By looking at these patterns (at the end of this paragraph) I came up with the following interesting identities for $n \choose 3$ and $n \choose 4$.
IDENTITY-1: ${n\choose 3} = \sum_{i=1}^{n-2} (n-i)(i-1)$
IDENTITY-2: ${n\choose 4} = \sum_{j=1}^{n-3}\sum_{i=1}^{n-2-j} (i)(j)$
I'm actually printing the number of leaves under an internal node at level $r-1$ in the backtracking tree.
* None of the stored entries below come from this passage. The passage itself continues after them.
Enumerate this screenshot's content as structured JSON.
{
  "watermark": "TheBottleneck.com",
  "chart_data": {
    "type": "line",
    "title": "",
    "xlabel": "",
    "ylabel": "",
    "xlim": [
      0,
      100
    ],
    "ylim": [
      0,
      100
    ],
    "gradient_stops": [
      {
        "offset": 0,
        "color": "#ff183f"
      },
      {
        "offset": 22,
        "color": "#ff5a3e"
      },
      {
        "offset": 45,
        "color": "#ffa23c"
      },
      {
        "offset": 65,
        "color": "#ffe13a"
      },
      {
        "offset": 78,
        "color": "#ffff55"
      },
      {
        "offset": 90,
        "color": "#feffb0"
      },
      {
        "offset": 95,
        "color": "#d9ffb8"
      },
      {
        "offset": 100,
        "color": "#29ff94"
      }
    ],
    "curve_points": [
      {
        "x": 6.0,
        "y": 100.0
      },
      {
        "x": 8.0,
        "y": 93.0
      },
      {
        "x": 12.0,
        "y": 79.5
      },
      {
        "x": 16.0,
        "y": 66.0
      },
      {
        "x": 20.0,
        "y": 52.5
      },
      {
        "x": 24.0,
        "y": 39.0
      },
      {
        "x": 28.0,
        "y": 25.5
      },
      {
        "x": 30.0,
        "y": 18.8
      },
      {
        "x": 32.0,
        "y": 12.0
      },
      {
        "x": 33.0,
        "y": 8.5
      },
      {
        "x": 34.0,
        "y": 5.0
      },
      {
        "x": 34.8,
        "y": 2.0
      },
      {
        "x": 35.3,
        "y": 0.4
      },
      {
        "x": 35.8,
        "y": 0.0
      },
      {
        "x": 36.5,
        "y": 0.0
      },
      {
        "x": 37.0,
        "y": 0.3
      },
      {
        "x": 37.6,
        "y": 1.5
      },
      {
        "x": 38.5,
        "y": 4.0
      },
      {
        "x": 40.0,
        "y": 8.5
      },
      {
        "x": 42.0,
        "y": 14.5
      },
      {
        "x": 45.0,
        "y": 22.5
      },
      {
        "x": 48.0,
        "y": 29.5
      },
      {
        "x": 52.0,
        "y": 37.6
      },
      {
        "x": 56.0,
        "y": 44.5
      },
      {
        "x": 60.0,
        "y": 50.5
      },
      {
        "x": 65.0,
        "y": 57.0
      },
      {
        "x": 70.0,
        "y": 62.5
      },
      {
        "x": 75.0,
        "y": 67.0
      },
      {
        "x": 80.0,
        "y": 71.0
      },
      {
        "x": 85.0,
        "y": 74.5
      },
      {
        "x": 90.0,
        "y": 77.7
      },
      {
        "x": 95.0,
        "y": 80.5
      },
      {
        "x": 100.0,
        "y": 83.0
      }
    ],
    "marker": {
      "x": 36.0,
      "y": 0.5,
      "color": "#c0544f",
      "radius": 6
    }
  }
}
I'm observing the following pattern.

=================
8 3 0

6 5 4 3 2 1
5 4 3 2 1
4 3 2 1
3 2 1
2 1
1
(8 \choose 3) = 56

Please enter n and r < n and print_option
(e.g. 15 14 1 or 15 14 0)
9 3 0

7 6 5 4 3 2 1
6 5 4 3 2 1
5 4 3 2 1
4 3 2 1
3 2 1
2 1
1
(9 \choose 3) = 84

Please enter n and r < n and print_option
(e.g. 15 14 1 or 15 14 0)
10 3 0

8 7 6 5 4 3 2 1
7 6 5 4 3 2 1
6 5 4 3 2 1
5 4 3 2 1
4 3 2 1
3 2 1
2 1
1
(10 \choose 3) = 120
Please enter n and r < n and print_option
(e.g. 15 14 1 or 15 14 0)
11 3 0

9 8 7 6 5 4 3 2 1
8 7 6 5 4 3 2 1
7 6 5 4 3 2 1
6 5 4 3 2 1
5 4 3 2 1
4 3 2 1
3 2 1
2 1
1
===============================

The following are for $n \choose 4$ for various values of $n$.
===============================
8 4 0

5 4 3 2 1
4 3 2 1
3 2 1
2 1
1
4 3 2 1
3 2 1
2 1
1
3 2 1
2 1
1
2 1
1
1
(8 \choose 4) = 70

Please enter n and r < n and print_option
(e.g. 15 14 1 or 15 14 0)
9 4 0

6 5 4 3 2 1
5 4 3 2 1
4 3 2 1
3 2 1
2 1
1
5 4 3 2 1
4 3 2 1
3 2 1
2 1
1
4 3 2 1
3 2 1
2 1
1
3 2 1
2 1
1
2 1
1
1

===============================

Play around with this program Enumerate.c , Enumerate.h.

Finally I enabled $LaTeX$ setting for the blog.